The BattlesSainte-Foy, the French counterstroke of spring 1760

Then the river decided it again, just as it had decided everything at Quebec. In May 1760 the ships that came up the thawed St. Lawrence flew British colors, not French. With no relief, no reinforcement, and no navy of his own, Lévis had to give up the siege and fall back to Montreal. The last act came that September, when British armies closed on Montreal from three directions at once and the last stronghold of New France surrendered on September 8, 1760. Three years later, at the peace table in Paris, France formally signed Canada away. It had all turned, in the end, on a single short, sharp morning on a farm field above a river, where a doomed general’s gamble and a disciplined volley settled a continent.

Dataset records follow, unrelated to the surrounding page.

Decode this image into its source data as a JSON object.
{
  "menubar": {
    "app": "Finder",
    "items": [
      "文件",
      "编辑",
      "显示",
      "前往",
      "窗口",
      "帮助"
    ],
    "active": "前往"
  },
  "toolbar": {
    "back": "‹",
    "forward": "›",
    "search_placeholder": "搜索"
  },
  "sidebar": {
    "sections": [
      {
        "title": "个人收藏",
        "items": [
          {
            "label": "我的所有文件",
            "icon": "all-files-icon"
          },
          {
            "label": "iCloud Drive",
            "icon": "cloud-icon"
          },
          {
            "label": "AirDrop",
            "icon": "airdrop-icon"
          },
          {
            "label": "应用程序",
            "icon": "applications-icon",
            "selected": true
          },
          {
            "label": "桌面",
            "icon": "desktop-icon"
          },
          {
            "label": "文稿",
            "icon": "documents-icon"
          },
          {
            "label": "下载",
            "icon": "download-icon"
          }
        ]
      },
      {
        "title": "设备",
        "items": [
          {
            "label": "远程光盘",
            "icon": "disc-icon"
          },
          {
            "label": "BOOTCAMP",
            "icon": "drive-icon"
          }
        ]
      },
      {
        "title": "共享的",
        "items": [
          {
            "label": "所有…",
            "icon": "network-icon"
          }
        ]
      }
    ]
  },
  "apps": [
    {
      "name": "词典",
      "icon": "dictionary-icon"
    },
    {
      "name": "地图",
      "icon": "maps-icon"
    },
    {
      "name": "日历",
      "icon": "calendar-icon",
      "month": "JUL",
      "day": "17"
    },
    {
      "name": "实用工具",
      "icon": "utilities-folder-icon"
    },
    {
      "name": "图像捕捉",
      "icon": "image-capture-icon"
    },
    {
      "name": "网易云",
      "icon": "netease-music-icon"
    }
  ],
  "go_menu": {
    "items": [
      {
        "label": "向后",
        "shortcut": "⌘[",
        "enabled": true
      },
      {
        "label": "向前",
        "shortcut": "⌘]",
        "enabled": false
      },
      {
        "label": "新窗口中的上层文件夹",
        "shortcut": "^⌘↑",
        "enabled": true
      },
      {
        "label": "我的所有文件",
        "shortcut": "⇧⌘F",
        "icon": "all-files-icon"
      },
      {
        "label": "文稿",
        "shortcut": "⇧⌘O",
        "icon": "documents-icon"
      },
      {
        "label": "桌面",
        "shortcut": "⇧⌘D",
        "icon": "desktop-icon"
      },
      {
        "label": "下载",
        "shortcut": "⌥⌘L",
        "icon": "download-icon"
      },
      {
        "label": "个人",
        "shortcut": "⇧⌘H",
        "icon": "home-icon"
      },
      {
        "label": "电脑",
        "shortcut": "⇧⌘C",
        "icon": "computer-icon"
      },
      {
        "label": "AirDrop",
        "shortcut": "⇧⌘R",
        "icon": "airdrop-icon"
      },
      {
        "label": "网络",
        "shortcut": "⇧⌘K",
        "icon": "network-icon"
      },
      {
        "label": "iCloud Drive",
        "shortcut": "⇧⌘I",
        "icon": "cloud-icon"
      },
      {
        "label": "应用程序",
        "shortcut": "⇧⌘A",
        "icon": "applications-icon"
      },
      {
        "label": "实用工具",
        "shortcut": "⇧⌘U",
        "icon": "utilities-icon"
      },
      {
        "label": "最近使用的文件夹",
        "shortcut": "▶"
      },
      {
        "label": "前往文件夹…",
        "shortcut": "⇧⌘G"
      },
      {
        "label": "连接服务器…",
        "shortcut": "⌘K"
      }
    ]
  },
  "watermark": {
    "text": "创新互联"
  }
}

The BattlesMontreal, the final surrender of New France in 1760
Meanwhile in The Canadian countryside
What the war left behind
When the fighting moved on, the burned parishes did not unburn. The habitants who had watched their farms go up in Wolfe’s summer raids came home to ash and a new flag, and the militiamen and Native nations who had fought hardest on the flanks of the Plains were the ones who would live, for generations, inside the conquest that the empires settled over their heads. The battle was over in fifteen minutes. The country it decided the fate of took far longer to absorb it.